Suddenly it all just stopped. I then discovered that since I hadn't officially been an employee there I couldn't even claim it for resumes etc. Next I saw the lot next to the shop get cleared and replaces with an improved parking lot, a new fleet of cars - even a small storage building transformed into a little business for one of the owner's friends. While I looked for work at the unemployment office a case worker even informed me with glee that a local computer repair place was looking for someone just like me!

Imagine my surprise. I had been hired to do a job just long enough to squeeze every benefit they could from me using false promises and then let go. Then I find things weren't so bad after all; quite the opposite. Now they were looking for a fresh young student hot off the assembly line to toss into the meat grinder. I smiled and politely waived the offer aside. "Something tells me that they wouldn't be interested in me," I explained.

But the biggest problem I cannot get over, like I mentioned at the beginning was their sign. It reads, in rather sloppy placement; We Fix Computers Here. Which, I can attest is a bare faced lie. The entire time I worked there I witnessed (even personally ordered at times) virtually no machine to ever be fixed as per the definition. I saw people lied to in order acquire their property. Customers were convinced to purchase new computers. There was even machines that were made of entirely new components and returned to the customer with a hefty bill. But almost nothing actually repaired. The only exception being the work I did in a small corner in the back. However even that I cannot call the entirety of the work being repair.

If someone brings me a problem and they ask me to fix it; I want to be able to hand them back what they brought me with the problem solved or an explanation as to what went wrong. That is why people bring you something to work on; they expect it to be fixed. Every time I see that sign I can't help but shake my head and ask how they can lie to people in such a manner.
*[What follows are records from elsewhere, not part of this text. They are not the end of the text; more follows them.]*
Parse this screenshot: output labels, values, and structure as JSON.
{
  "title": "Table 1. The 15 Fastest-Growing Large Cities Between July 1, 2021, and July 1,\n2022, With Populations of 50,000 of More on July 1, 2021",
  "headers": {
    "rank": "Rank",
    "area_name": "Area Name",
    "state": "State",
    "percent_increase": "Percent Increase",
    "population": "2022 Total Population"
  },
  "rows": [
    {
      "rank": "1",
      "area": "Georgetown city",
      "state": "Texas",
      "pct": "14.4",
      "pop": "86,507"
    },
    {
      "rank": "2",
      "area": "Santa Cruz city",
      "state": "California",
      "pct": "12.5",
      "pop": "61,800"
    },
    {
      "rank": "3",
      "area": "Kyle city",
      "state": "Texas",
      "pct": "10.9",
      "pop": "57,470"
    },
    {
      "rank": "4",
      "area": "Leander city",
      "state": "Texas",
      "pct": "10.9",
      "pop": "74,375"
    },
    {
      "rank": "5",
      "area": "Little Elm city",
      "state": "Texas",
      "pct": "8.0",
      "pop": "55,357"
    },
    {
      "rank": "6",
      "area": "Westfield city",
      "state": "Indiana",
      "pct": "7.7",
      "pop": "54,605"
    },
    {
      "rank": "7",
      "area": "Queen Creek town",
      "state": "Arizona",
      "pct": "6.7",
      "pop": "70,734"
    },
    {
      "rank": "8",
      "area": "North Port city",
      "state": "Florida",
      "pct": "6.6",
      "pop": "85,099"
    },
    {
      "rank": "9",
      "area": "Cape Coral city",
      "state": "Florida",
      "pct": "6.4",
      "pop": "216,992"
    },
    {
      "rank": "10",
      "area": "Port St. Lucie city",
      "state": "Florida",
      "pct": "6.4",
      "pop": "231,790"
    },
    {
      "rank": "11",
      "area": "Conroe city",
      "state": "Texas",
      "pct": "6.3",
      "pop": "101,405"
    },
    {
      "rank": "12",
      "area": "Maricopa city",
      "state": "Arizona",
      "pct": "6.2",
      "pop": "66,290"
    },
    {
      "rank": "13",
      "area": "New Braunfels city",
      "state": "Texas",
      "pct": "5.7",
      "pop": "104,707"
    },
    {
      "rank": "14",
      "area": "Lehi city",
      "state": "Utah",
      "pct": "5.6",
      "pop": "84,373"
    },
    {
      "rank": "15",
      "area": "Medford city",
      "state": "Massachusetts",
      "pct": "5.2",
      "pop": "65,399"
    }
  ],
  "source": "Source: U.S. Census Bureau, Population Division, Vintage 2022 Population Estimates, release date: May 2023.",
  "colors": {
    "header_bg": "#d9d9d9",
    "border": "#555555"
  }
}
I won't name them, nor do I generally go out of my way to bad mouth the business in question. But if anyone asks me I discourage them from using their services. You can make money without abandoning ethical, moral or legal behavior. You can also be a computer technician by just being the person people can trust to call when they need a problem solved. I'd rather keep that trust myself, I guess for others the feeling isn't necessarily mutual.